Herriman’s Whitney Gomez said she and Ravven Brown of San Antonio spent nine minutes on Thursday night “trying to beat the crap out of each other” in a Female Elite Division 141-pound bout at the USA Boxing National Championships.
Then they shared a long hug.
Gomez, a 30-year-old mother of three who began boxing less than two years ago, said the “sportsmanship and camaraderie” that the sport provides keeps her in it — along with her dream of making it to the 2020 Olympic Games in Tokyo.
But that dream will have to wait as Brown was declared the winner of the semifinal matchup Thursday, much to the chagrin of Gomez’s sizable cheering contingent.
Gomez, who grew up in West Valley City, attended Hunter High School and swam and played water polo in college, is one of four women from the Beehive State competing in the national championships at the Salt Palace Convention Center this week.
Kearns’ Monica Lazalde advanced to Saturday’s finals at 106 pounds with a win over Jacquelyn Cuddeback of Cedar Rapids, Iowa, on Thursday. Lazalde, 29 and the mother of two, has been boxing since she was 14 but has never fought for the USA Boxing national title before.
“I just put the pressure on her and never quit,” she said.
Park City’s Maryguenn Vellinga, 35, lost her semifinal bout at 112 pounds in a close decision to Kristyn Juarez of Los Angeles.
The fourth Utahn in the Female Elite competition, Salt Lake City’s 30-year-old Amber Montoya, fights in the semifinals at noon on Friday at 178 pounds.
For Gomez, it was a disappointing night, but won’t deter her plans. Why does she do it?
“One of the biggest things that boxing has provided for me is that I can be myself,” she said. “I don’t have to be this mother of three that everybody expects me to be, this perfect mom who always has dinner on the table, this perfect mom who always has her stuff together. I can just do me and be me and worry about me and just find validation within myself because I am doing something I love.”
Gomez’s nickname is “Hollywood” among her fellow competitors, and her supporters chanted that throughout the tense bout, but the decision didn’t go her way.
“I am doing something where I don’t necessarily have to be pretty or dance all the time,” she said. “Because that’s kinda been my life. People say, ‘you’re so pretty,’ and stuff like that. Boxing has freed me from that.”
Gomez does it all while raising three children — Kingston, Sienna and Gemma — with her husband of 12 years, Martel, and overseeing 12 clients as a personal fitness trainer. She had her first fight in February of 2016 and participated in her first nationals last December in Kansas City.
“USA boxing is fantastic,” she said. “It is a fantastic group of individuals. All the athletes are amazing. I love the sportsmanship. We go in there and battle like crazy, and then we give each other a hug at the end and are best friends the next morning at weigh-ins.”

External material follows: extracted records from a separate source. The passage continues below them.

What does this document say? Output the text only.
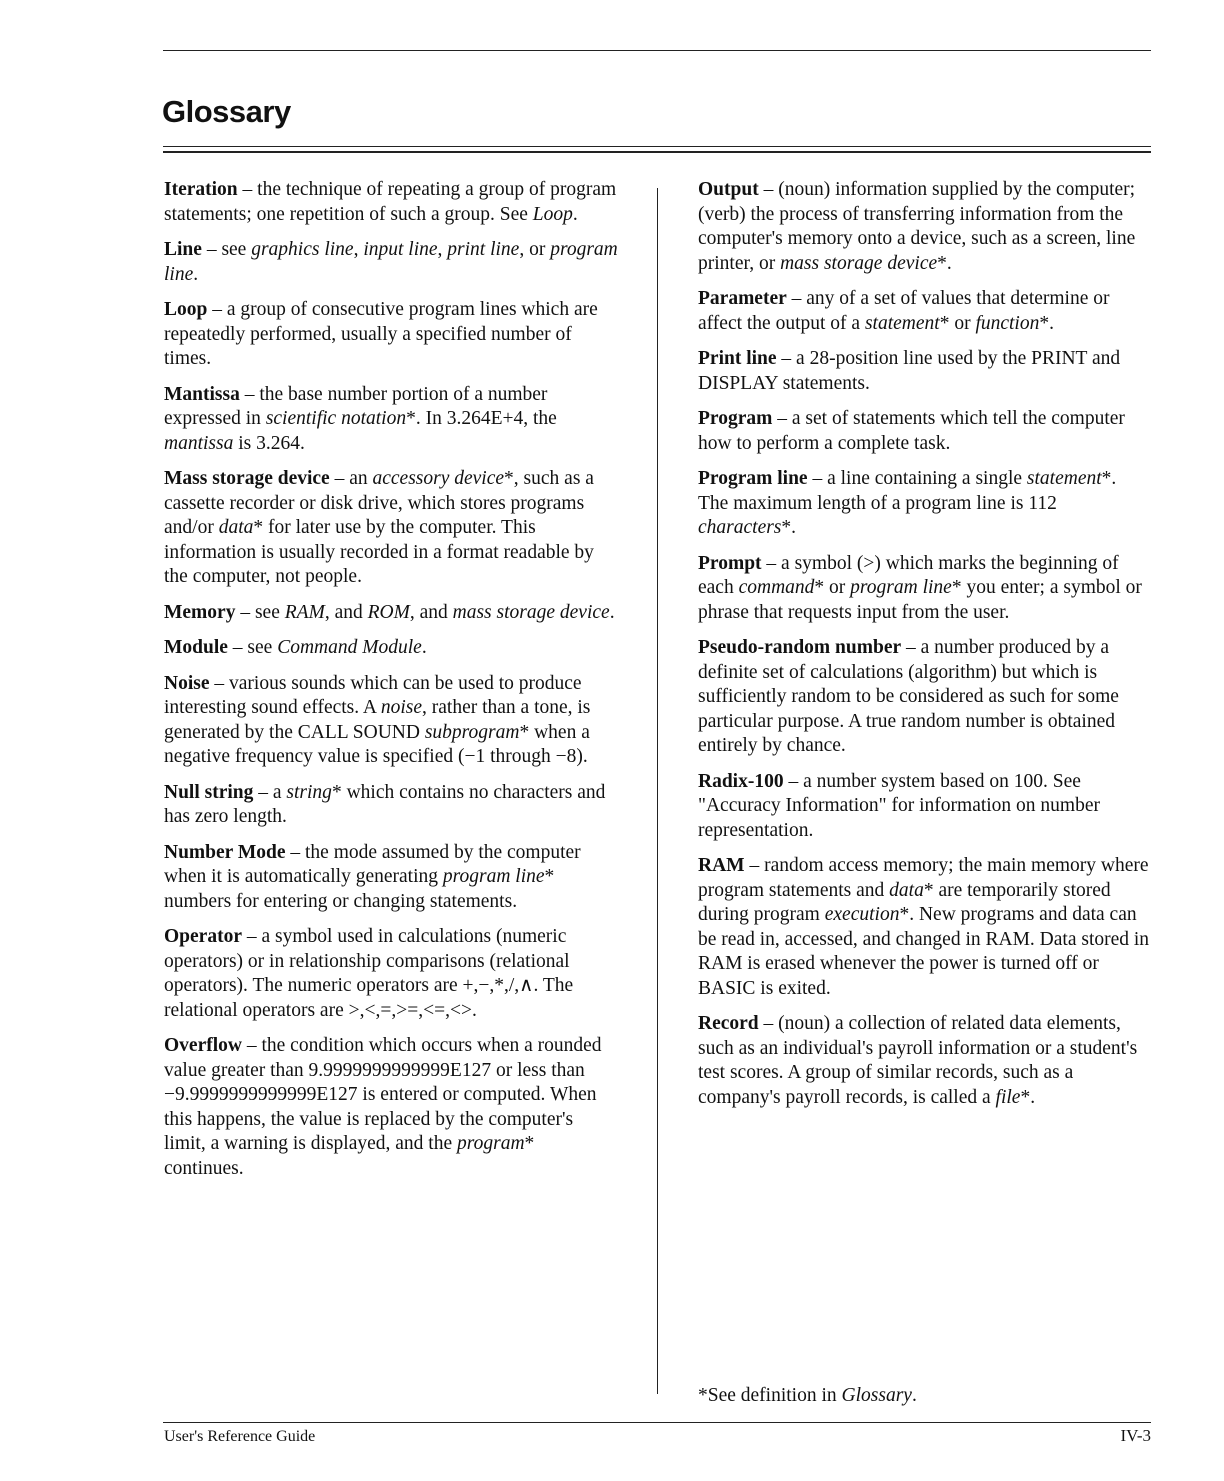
Glossary

Iteration – the technique of repeating a group of program statements; one repetition of such a group. See Loop.

Line – see graphics line, input line, print line, or program line.

Loop – a group of consecutive program lines which are repeatedly performed, usually a specified number of times.

Mantissa – the base number portion of a number expressed in scientific notation*. In 3.264E+4, the mantissa is 3.264.

Mass storage device – an accessory device*, such as a cassette recorder or disk drive, which stores programs and/or data* for later use by the computer. This information is usually recorded in a format readable by the computer, not people.

Memory – see RAM, and ROM, and mass storage device.

Module – see Command Module.

Noise – various sounds which can be used to produce interesting sound effects. A noise, rather than a tone, is generated by the CALL SOUND subprogram* when a negative frequency value is specified (−1 through −8).

Null string – a string* which contains no characters and has zero length.

Number Mode – the mode assumed by the computer when it is automatically generating program line* numbers for entering or changing statements.

Operator – a symbol used in calculations (numeric operators) or in relationship comparisons (relational operators). The numeric operators are +,−,*,/,∧. The relational operators are >,<,=,>=,<=,<>.

Overflow – the condition which occurs when a rounded value greater than 9.9999999999999E127 or less than −9.9999999999999E127 is entered or computed. When this happens, the value is replaced by the computer's limit, a warning is displayed, and the program* continues.

Output – (noun) information supplied by the computer; (verb) the process of transferring information from the computer's memory onto a device, such as a screen, line printer, or mass storage device*.

Parameter – any of a set of values that determine or affect the output of a statement* or function*.

Print line – a 28-position line used by the PRINT and DISPLAY statements.

Program – a set of statements which tell the computer how to perform a complete task.

Program line – a line containing a single statement*. The maximum length of a program line is 112 characters*.

Prompt – a symbol (>) which marks the beginning of each command* or program line* you enter; a symbol or phrase that requests input from the user.

Pseudo-random number – a number produced by a definite set of calculations (algorithm) but which is sufficiently random to be considered as such for some particular purpose. A true random number is obtained entirely by chance.

Radix-100 – a number system based on 100. See "Accuracy Information" for information on number representation.

RAM – random access memory; the main memory where program statements and data* are temporarily stored during program execution*. New programs and data can be read in, accessed, and changed in RAM. Data stored in RAM is erased whenever the power is turned off or BASIC is exited.

Record – (noun) a collection of related data elements, such as an individual's payroll information or a student's test scores. A group of similar records, such as a company's payroll records, is called a file*.

*See definition in Glossary.
User's Reference Guide	IV-3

Utah’s only entrant in the Male Elite Division, 141-pounder Ismael Gutierrez of Herriman, lost by unanimous decision to Delante Johnson of Cleveland on Wednesday night in a first-round bout.

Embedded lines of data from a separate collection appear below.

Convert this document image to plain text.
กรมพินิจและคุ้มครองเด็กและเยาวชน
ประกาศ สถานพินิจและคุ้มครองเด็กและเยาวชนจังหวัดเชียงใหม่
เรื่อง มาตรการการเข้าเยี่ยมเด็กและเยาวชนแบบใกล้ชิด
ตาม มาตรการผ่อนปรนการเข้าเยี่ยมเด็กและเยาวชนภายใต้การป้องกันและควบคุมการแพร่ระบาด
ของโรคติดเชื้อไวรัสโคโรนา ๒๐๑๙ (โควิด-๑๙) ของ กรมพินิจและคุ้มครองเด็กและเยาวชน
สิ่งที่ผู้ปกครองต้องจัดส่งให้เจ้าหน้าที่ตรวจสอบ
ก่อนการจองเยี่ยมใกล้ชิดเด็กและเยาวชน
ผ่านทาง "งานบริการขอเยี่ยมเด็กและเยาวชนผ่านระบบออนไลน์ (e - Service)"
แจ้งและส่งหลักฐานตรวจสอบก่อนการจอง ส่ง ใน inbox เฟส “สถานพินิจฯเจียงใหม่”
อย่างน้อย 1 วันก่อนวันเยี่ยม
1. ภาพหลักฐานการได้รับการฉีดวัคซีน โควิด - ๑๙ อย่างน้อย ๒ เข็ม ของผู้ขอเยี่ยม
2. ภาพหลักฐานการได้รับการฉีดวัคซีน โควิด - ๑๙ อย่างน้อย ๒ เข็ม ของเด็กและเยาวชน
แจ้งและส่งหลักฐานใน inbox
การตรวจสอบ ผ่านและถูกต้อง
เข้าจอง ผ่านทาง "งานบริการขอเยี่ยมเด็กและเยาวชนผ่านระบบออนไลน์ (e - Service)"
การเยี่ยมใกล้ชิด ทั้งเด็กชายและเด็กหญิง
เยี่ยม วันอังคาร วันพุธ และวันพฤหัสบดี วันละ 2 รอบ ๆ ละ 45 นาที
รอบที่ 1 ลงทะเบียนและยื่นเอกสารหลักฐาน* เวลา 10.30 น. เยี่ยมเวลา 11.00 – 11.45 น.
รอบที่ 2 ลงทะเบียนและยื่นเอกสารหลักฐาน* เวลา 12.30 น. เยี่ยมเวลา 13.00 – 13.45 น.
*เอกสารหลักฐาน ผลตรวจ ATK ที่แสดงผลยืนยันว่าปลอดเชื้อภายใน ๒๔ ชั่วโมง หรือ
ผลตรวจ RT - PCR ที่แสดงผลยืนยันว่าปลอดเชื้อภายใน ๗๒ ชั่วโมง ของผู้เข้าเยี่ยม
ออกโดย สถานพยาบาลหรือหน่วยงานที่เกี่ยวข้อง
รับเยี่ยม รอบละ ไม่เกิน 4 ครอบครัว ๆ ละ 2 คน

Saturday’s 7 p.m. finals — when Elite Division champions will be crowned in 10 men’s and women’s weight classifications — are $10 per person.
“It will be some of the best boxing you have ever seen,” USA Boxing Executive Director Mike McAtee promised at a Thursday morning news conference. “It will be an incredible event.”

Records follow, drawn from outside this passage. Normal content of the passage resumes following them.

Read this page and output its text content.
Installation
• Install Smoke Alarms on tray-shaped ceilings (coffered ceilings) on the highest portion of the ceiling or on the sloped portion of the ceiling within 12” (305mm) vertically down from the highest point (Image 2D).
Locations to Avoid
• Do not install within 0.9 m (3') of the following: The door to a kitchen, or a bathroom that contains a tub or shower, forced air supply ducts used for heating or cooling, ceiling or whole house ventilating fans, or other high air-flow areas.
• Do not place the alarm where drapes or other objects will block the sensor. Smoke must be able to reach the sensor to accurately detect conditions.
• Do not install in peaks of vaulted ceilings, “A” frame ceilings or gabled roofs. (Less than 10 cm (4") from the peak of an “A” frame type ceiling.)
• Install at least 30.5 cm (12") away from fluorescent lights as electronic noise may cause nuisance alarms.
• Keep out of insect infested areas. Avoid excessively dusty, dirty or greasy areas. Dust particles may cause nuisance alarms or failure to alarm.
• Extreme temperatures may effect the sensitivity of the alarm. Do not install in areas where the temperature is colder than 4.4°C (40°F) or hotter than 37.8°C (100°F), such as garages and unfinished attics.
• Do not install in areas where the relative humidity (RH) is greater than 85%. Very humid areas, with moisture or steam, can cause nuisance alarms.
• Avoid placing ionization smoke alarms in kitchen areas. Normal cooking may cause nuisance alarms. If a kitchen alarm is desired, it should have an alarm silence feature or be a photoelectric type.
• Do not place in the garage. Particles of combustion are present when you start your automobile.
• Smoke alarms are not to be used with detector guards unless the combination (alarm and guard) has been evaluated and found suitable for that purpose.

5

USA Boxing’s national tournament, which has brought nearly 700 amateur boxers to Utah, will return to Salt Lake City next year as well.
“We have a rich tradition of amateur boxing in our state,” said Utah House Speaker Greg Hughes, a former amateur boxer who told the gathering that he was the son of a single mother who took up the sport searching for positive male role models.